Since the incident in Miami where a man happens upon a homeless man on the sidewalk and chews off 75 percent of his face in an 18-minute attack, the term “zombie apocalypse” has been lighting up the Internet.

According to the Web’s Urban Dictionary, here’s definition No. 4 of zombie apocalypse: “The End of the World, when people who have died rise again in rotten corpses searching for blood and brains to strengthen them.”

While I’m pretty sure the dead aren’t rising, it’s been pointed out that we’ve seen some of the most disturbing instances of human behavior imaginable in the last couple of weeks, including:

• A Canadian man (and self-promoted gay porn star) dismembers a man and mails various body parts to national officials.

• A Maryland man admits to killing his housemate, cutting him up, then eating his heart and part of his brain; and,

• A New Jersey man rips his torso open and throws bits of his intestines at police, according to The Bergen Record.
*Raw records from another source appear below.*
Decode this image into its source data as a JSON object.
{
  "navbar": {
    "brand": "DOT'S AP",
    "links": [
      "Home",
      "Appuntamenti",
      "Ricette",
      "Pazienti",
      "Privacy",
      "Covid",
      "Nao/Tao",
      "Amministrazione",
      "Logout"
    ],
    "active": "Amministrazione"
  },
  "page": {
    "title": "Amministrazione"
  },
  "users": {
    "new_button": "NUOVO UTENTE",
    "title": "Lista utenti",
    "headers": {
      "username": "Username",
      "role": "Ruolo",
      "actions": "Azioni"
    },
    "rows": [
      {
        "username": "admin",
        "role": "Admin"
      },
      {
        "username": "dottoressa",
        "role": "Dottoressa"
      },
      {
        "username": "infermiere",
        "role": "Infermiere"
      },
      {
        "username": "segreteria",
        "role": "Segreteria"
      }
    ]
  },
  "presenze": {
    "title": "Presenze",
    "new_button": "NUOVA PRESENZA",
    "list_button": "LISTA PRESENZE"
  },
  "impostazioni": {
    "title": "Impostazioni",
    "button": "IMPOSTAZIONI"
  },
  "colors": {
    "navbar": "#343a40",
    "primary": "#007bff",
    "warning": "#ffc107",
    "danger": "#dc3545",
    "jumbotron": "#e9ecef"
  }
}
There have been other equally grisly crimes, but there’s no need to dwell on them. In fact, horrible crimes happen all the time.

I read somewhere that when the unthinkable happens more than once, it is natural for us to want to rationalize why, even if the story we come up with does nothing more than put a theme to something as horrific as cannibalism – like a zombie apocalypse.

“The zombie apocalypse that is getting tossed around is a way to take what we believe is untrue – zombies – and link it to something that we know is true – cannibalistic acts,” said UAB psychologist Josh Klapow, Ph.D. “Humans are drawn to make sense of their world even when making sense means putting forth the possibility that something horrific is upon us, like the zombie apocalypse.

“We do not like random events and blaming the killings on zombies is a way at a social level to make sense of this,” he said. “We may not believe it intellectually, but our desire to create order can sometimes draw us to themes like this.”

I think, just maybe, zombies are getting a bad wrap. At least in theory, zombies have no conscious thought (or conscientious thought, for that matter) other than, “Brains. Brains. Braiiiiiinnnnnsss.” Unlike those other people who were just plain crazy. Or mean. Or both.